Maine, New Hampshire, Rhode Island, Massachusetts and Connecticut are the US East Coast’s unheralded surf havens, hiding quietly in the shadow of headlining names like Florida, North Carolina and New York. But that isn’t to say that the New England region isn’t holding. In fact, these five states combined have more coastline than just about any other geographical region in the country, if not the world—coastline littered with nooks and crannies just waiting to be discovered. Whether you are looking for thumping beach break fronting posh summer homes or hidden points and reefs in the frozen north, New England has it all. Just be sure to bring a good wetsuit.
The Surf: Beach breaks, reefs and points ranging from soft to slabby. The only common thread uniting the diverse waves of New England is the fact that they are all fickle and cold. In general, this should be considered a beginner to advanced surf destination.
Five Waves Worth Surfing:
- Cape Cod: Essentially a 40-mile sandbar, Cape Cod in northern Massachusetts has a reputation for unseasonably cold water and some of the heaviest beach break on the East Coast.
- Ruggles: Rhode Island’s most popular wave, Ruggles is a right reef that pumps on large swells and has a reputation as one of the bigger waves in New England.
- Fox Hill: A long, quality righthand point break in New Hampshire.
- Connecticut: Connecticut is not a wave, it’s a state—and one that is largely shadowed by Long Island. But when swell sneaks in, its numerous beaches can become…well, surfable, if nothing else.
- Maine: Another state, but one with nearly infinite potential. Maine boasts more coastline than any other continental US state and houses the potential for hundreds of undiscovered waves. With difficult access and freezing winters, this is a rugged paradise for the hardcore surf explorer.
The Water: New England is a very large area, and much of it is heavily populated, while other parts are completely undeveloped. What this means for surfers is that water quality can range drastically, and water temperatures even more so—particularly from summer to winter. Where and when you go will be a big factor, but in general, expect water temps to range from below 32 F (0 C) in winter up to the low 70s F (low 20s C) in summer.
The Season: Fall is best, with relatively warm water, good wind and consistent swells (hurricane season!). Spring can have moments of glory, while winter is extremely cold and stormy—but also quite consistent, with massive swells at times. Summer is often flat.
The Vibe: Some of the more crowded spots are heavily localized (think Ruggles on a good day), while other stretches of coast will go months without seeing a surfer. The key to scoring New England—and scoring it without getting hassled—is to carefully pick where you surf and whom you befriend.
Things To Do: Much of New England is quite beautiful and steeped in history, making it a worthwhile destination regardless of whether or not you surf. In winter, however, you are likely to spend a lot of time indoors.
Where To Stay: With hotels, hostels, cabins for rent and parks for camping, New England has something to offer everyone.
What To Bring: A diverse quiver, as the surf in New England can be quite fickle.
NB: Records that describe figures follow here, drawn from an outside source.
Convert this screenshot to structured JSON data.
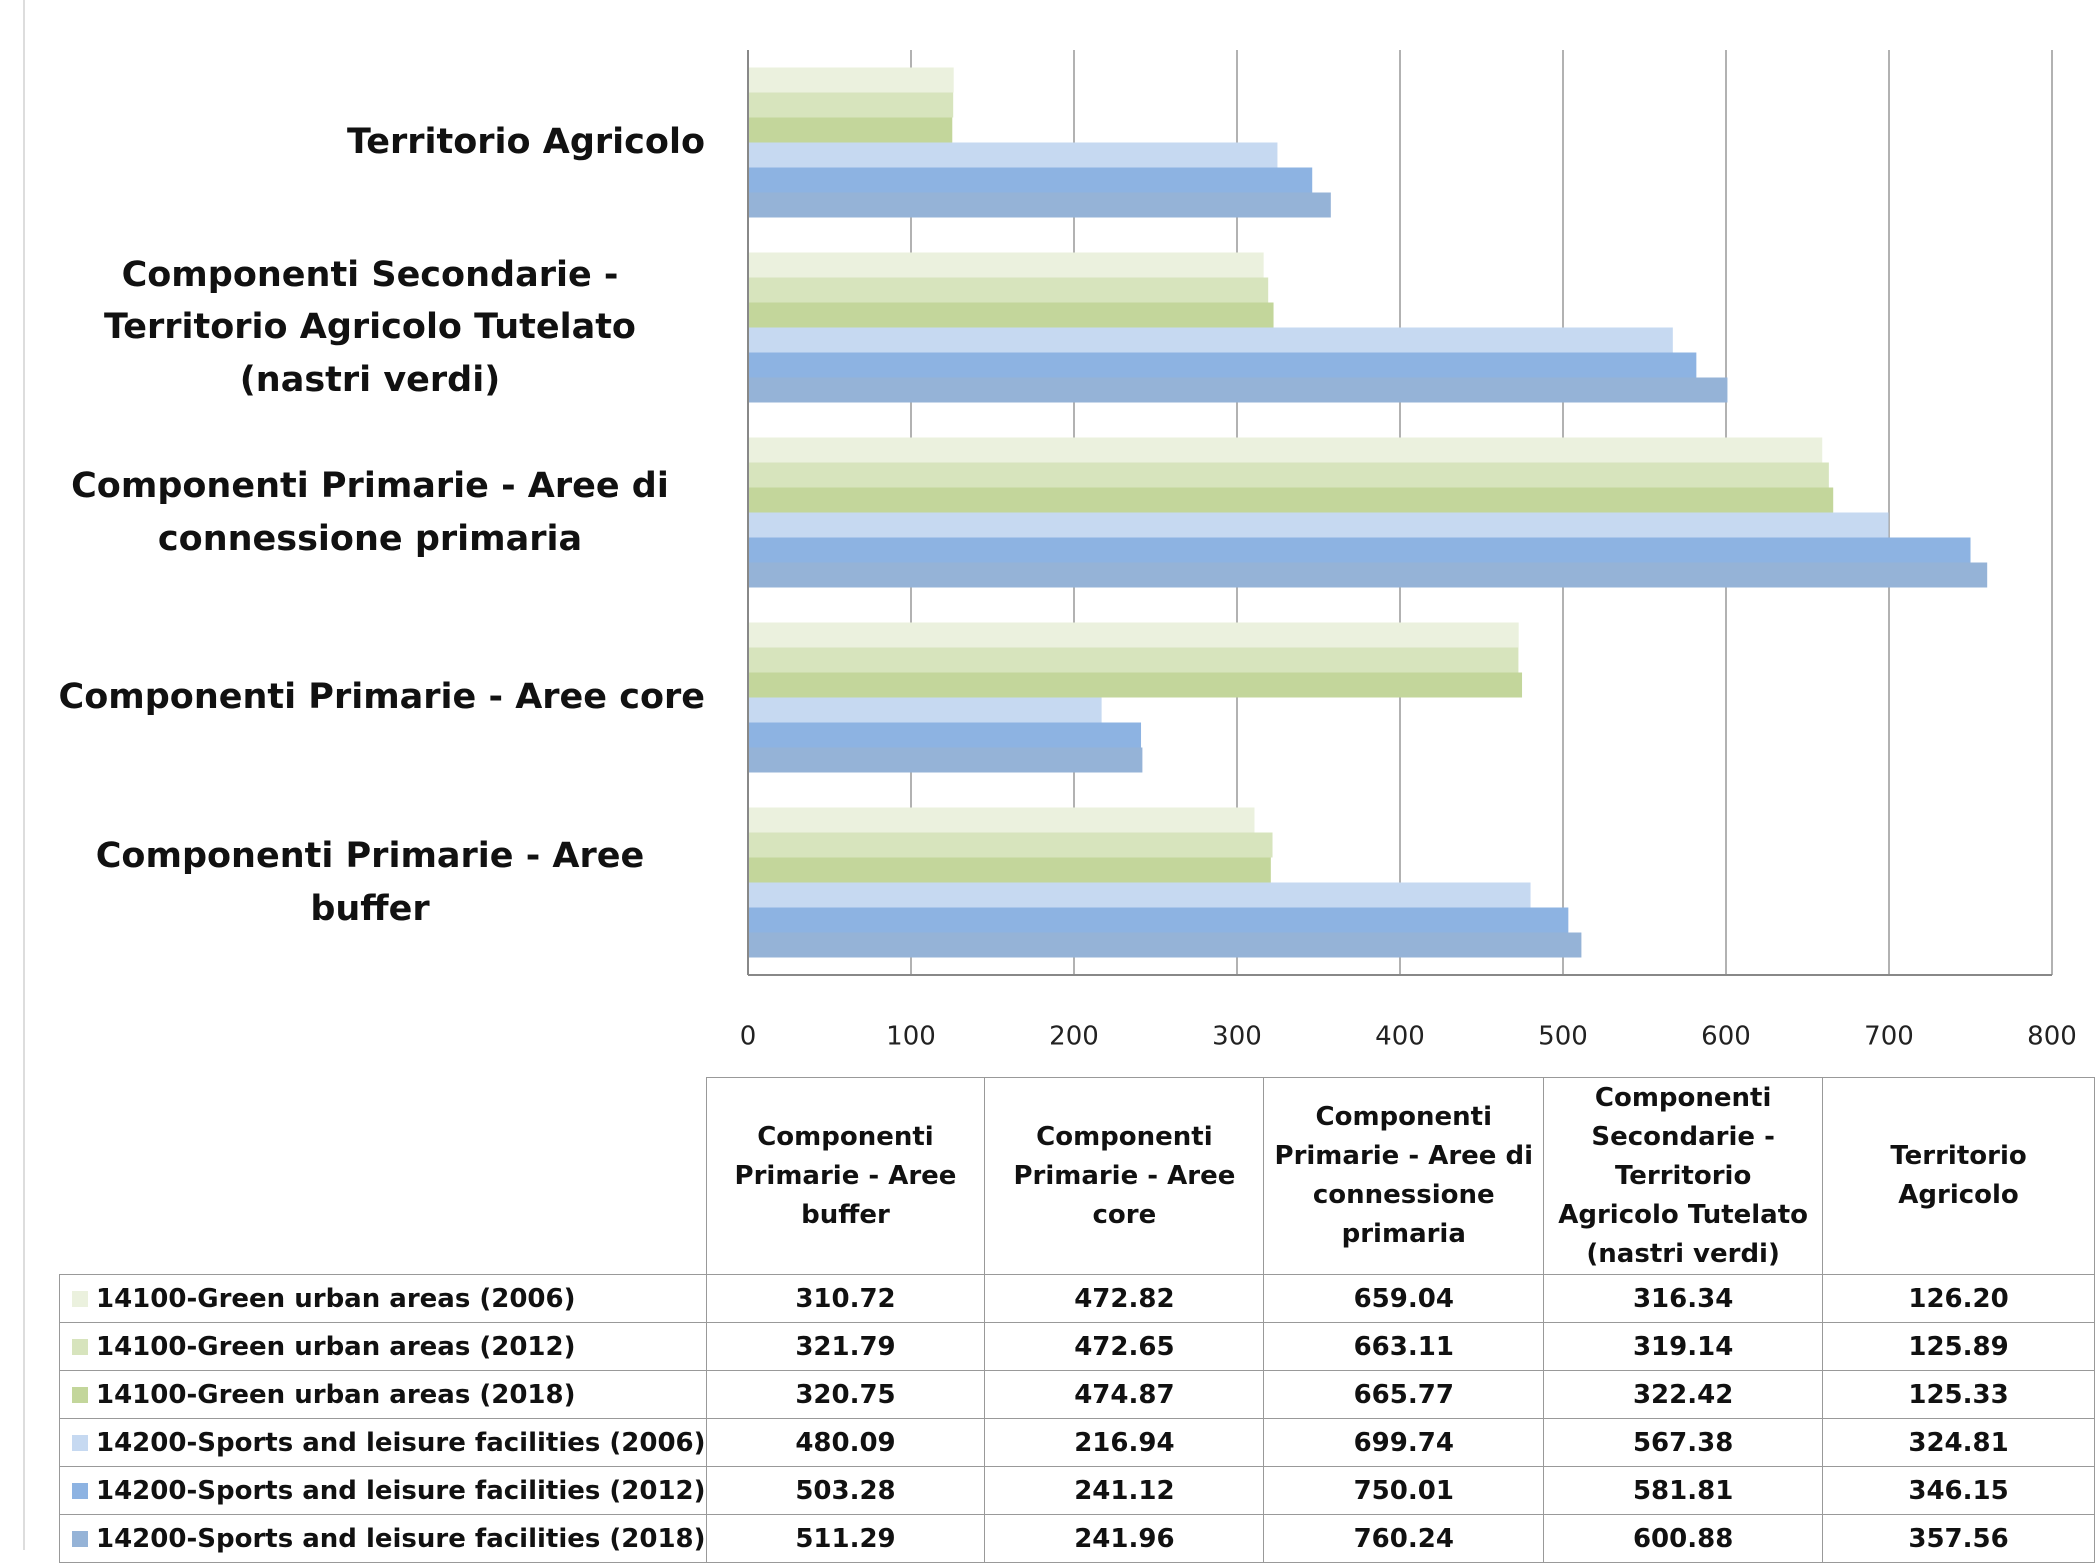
{
  "chart_data": {
    "type": "bar",
    "orientation": "horizontal",
    "categories": [
      "Componenti Primarie - Aree buffer",
      "Componenti Primarie - Aree core",
      "Componenti Primarie - Aree di connessione primaria",
      "Componenti Secondarie - Territorio Agricolo Tutelato (nastri verdi)",
      "Territorio Agricolo"
    ],
    "series": [
      {
        "name": "14100-Green urban areas (2006)",
        "color": "#ebf1de",
        "values": [
          310.72,
          472.82,
          659.04,
          316.34,
          126.2
        ],
        "value_labels": [
          "310.72",
          "472.82",
          "659.04",
          "316.34",
          "126.20"
        ]
      },
      {
        "name": "14100-Green urban areas (2012)",
        "color": "#d7e4bd",
        "values": [
          321.79,
          472.65,
          663.11,
          319.14,
          125.89
        ],
        "value_labels": [
          "321.79",
          "472.65",
          "663.11",
          "319.14",
          "125.89"
        ]
      },
      {
        "name": "14100-Green urban areas (2018)",
        "color": "#c3d69b",
        "values": [
          320.75,
          474.87,
          665.77,
          322.42,
          125.33
        ],
        "value_labels": [
          "320.75",
          "474.87",
          "665.77",
          "322.42",
          "125.33"
        ]
      },
      {
        "name": "14200-Sports and leisure facilities (2006)",
        "color": "#c6d9f1",
        "values": [
          480.09,
          216.94,
          699.74,
          567.38,
          324.81
        ],
        "value_labels": [
          "480.09",
          "216.94",
          "699.74",
          "567.38",
          "324.81"
        ]
      },
      {
        "name": "14200-Sports and leisure facilities (2012)",
        "color": "#8db3e2",
        "values": [
          503.28,
          241.12,
          750.01,
          581.81,
          346.15
        ],
        "value_labels": [
          "503.28",
          "241.12",
          "750.01",
          "581.81",
          "346.15"
        ]
      },
      {
        "name": "14200-Sports and leisure facilities (2018)",
        "color": "#95b3d7",
        "values": [
          511.29,
          241.96,
          760.24,
          600.88,
          357.56
        ],
        "value_labels": [
          "511.29",
          "241.96",
          "760.24",
          "600.88",
          "357.56"
        ]
      }
    ],
    "xlim": [
      0,
      800
    ],
    "xticks": [
      0,
      100,
      200,
      300,
      400,
      500,
      600,
      700,
      800
    ],
    "grid": true,
    "data_table": true
  }
}
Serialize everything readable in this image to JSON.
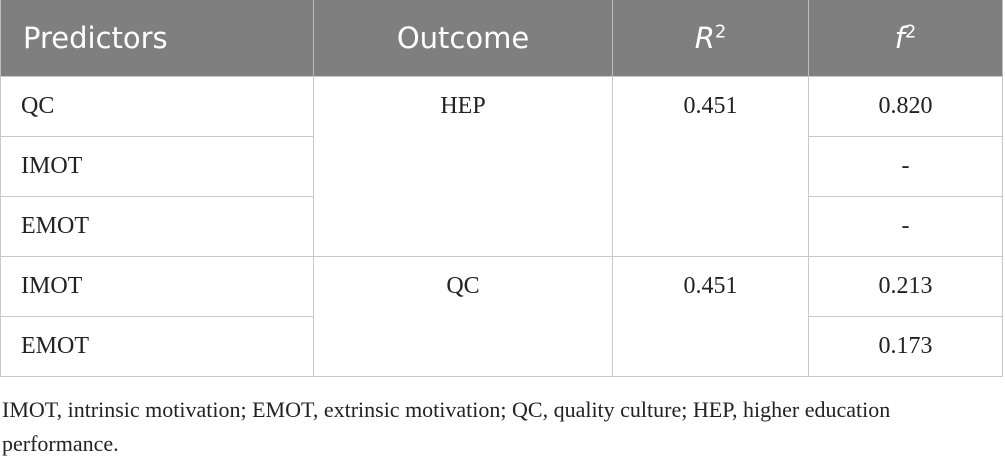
{
  "table": {
    "header": [
      {
        "text": "Predictors"
      },
      {
        "text": "Outcome"
      },
      {
        "text": "R",
        "sup": "2"
      },
      {
        "text": "f",
        "sup": "2"
      }
    ],
    "groups": [
      {
        "outcome": "HEP",
        "r2": "0.451",
        "rows": [
          {
            "predictor": "QC",
            "f2": "0.820"
          },
          {
            "predictor": "IMOT",
            "f2": "-"
          },
          {
            "predictor": "EMOT",
            "f2": "-"
          }
        ]
      },
      {
        "outcome": "QC",
        "r2": "0.451",
        "rows": [
          {
            "predictor": "IMOT",
            "f2": "0.213"
          },
          {
            "predictor": "EMOT",
            "f2": "0.173"
          }
        ]
      }
    ],
    "footnote": "IMOT, intrinsic motivation; EMOT, extrinsic motivation; QC, quality culture; HEP, higher education performance."
  }
}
At the very least, you’ll want a standard shortboard and some kind of hybrid with a bit of float for the gutless days. It might be worth bringing a longboard as well, although you could just as easily require a big wave gun. One thing is for sure—you’ll need a warm wetsuit. As warm as they come for winter, but even spring and summer can be cold, as some areas never get above the mid-60s.
Getting There: Theodore Francis Green State Airport in Providence is your gateway into Rhode Island; Manchester-Boston Regional for New Hampshire; Gen. Edward Lawrence Logan in Boston for Massachusetts; Bradley International for Connecticut; and Portland International for Maine. US visa rules apply. Airport codes: PVD (Providence), MHT (Manchester), BOS (Boston), BDL (Bradley) and PWM (Portland).